Excellent analysis of the research paper "LiCQA: A Lightweight Complex Question Answering System". Based on its contributions, methodology, and limitations, here are several potential research directions and areas for future work, focusing on actionable and innovative ideas.

1. Direct Extensions of This Work

These are ideas that build directly on the LiCQA pipeline, improving its individual components or refining its core logic.
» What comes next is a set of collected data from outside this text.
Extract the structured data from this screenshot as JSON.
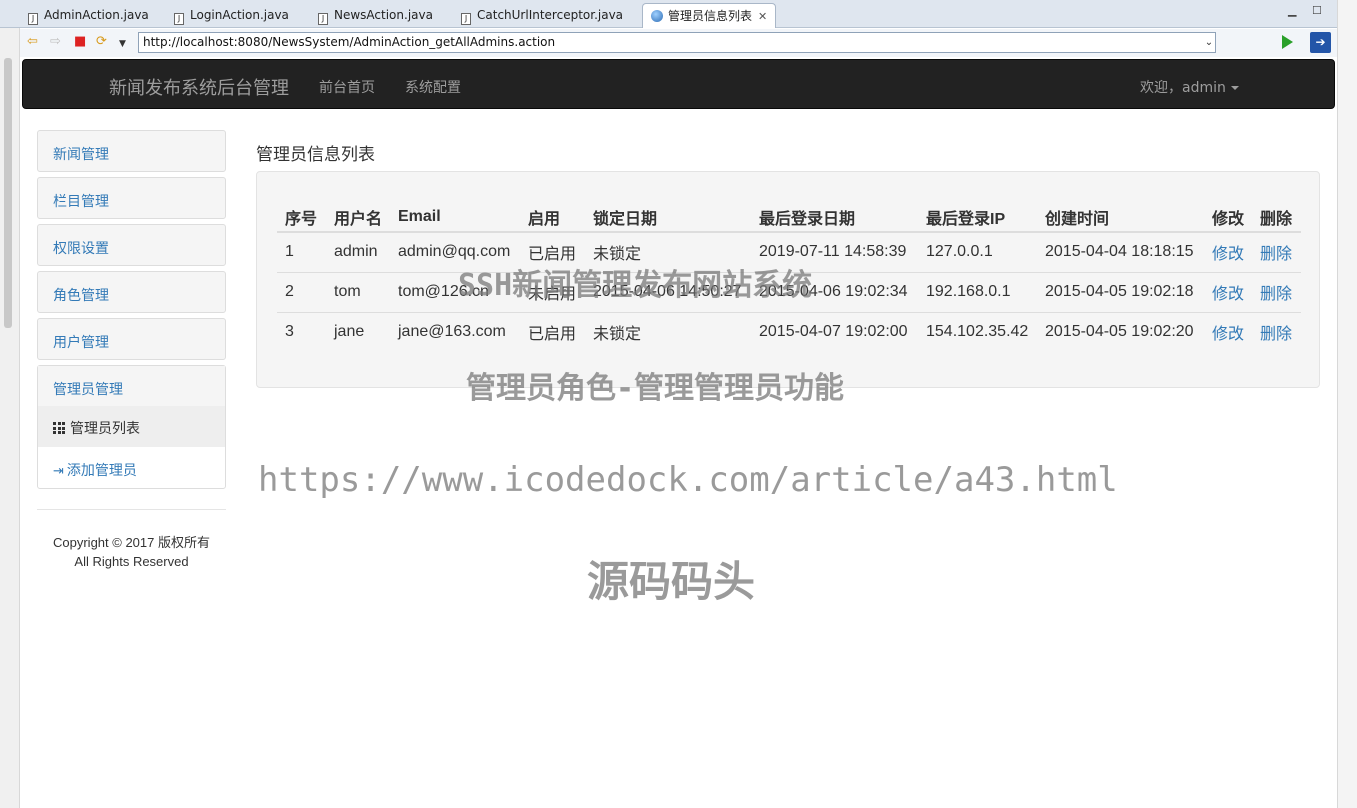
{
  "eclipse": {
    "tabs": [
      {
        "label": "AdminAction.java"
      },
      {
        "label": "LoginAction.java"
      },
      {
        "label": "NewsAction.java"
      },
      {
        "label": "CatchUrlInterceptor.java"
      },
      {
        "label": "管理员信息列表"
      }
    ],
    "url": "http://localhost:8080/NewsSystem/AdminAction_getAllAdmins.action"
  },
  "navbar": {
    "brand": "新闻发布系统后台管理",
    "links": [
      "前台首页",
      "系统配置"
    ],
    "welcome": "欢迎，admin"
  },
  "sidebar": {
    "items": [
      "新闻管理",
      "栏目管理",
      "权限设置",
      "角色管理",
      "用户管理"
    ],
    "group": {
      "title": "管理员管理",
      "sub": [
        "管理员列表",
        "添加管理员"
      ]
    },
    "copyright_line1": "Copyright © 2017 版权所有",
    "copyright_line2": "All Rights Reserved"
  },
  "main": {
    "title": "管理员信息列表",
    "columns": [
      "序号",
      "用户名",
      "Email",
      "启用",
      "锁定日期",
      "最后登录日期",
      "最后登录IP",
      "创建时间",
      "修改",
      "删除"
    ],
    "rows": [
      [
        "1",
        "admin",
        "admin@qq.com",
        "已启用",
        "未锁定",
        "2019-07-11 14:58:39",
        "127.0.0.1",
        "2015-04-04 18:18:15",
        "修改",
        "删除"
      ],
      [
        "2",
        "tom",
        "tom@126.cn",
        "未启用",
        "2015-04-06 14:50:27",
        "2015-04-06 19:02:34",
        "192.168.0.1",
        "2015-04-05 19:02:18",
        "修改",
        "删除"
      ],
      [
        "3",
        "jane",
        "jane@163.com",
        "已启用",
        "未锁定",
        "2015-04-07 19:02:00",
        "154.102.35.42",
        "2015-04-05 19:02:20",
        "修改",
        "删除"
      ]
    ]
  },
  "watermarks": {
    "line1": "SSH新闻管理发布网站系统",
    "line2": "管理员角色-管理管理员功能",
    "line3": "https://www.icodedock.com/article/a43.html",
    "line4": "源码码头"
  }
}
  • Adaptive Evidence Aggregation: The paper found that the max-score aggregation (using only the single best-matching sentence) worked best. This suggests that for many complex questions, a single, highly relevant sentence is sufficient. An extension would be to develop an adaptive aggregation strategy. The system could first check the max-score. If it's above a certain confidence threshold, it's used. If not, the system could fall back to a more sophisticated aggregation model (like avg-maxscore or a weighted average) that synthesizes evidence from weaker, distributed signals. This would combine the precision of max-score with the recall of other methods.
  • Learning the Ranking Function: The final ranking uses a simple multiplication of semantic score and normalized document frequency (comb-score*). This is an unsupervised heuristic. A direct extension is to replace this with a lightweight, learnable ranking model (e.g., a simple linear model, or LambdaMART). One could create a small, domain-specific dataset of (question, candidate answer, relevance) tuples to train this model, turning LiCQA into a "weakly supervised" system that learns how to best combine different evidence features (e.g., df, max-score, average score, entity prominence) without needing a large, end-to-end training corpus.
  • Improving the "Shallow" Classifier: The paper shows a traditional SVM outperforming a neural classifier for Question Type Classification. This suggests the feature engineering was very effective. An extension is to develop a hybrid classifier that uses a fast, rule-based system (e.g., based on question keywords like "who", "where", "when") for simple cases and only invokes a more powerful (but still lightweight) neural classifier for ambiguous questions. This would maintain speed while potentially improving accuracy on the long tail of question types.
  • Automating the Answer-Type Mapping: The mapping from question types to OntoNotes entity types (Table 1) is handcrafted and a potential point of failure. A valuable extension would be to learn this mapping automatically. Using a small set of question-answer pairs, one could use statistical correlation or a simple embedding-based alignment model to automatically generate or refine the mapping between different typologies, making the system more robust and easier to adapt to new entity recognition systems.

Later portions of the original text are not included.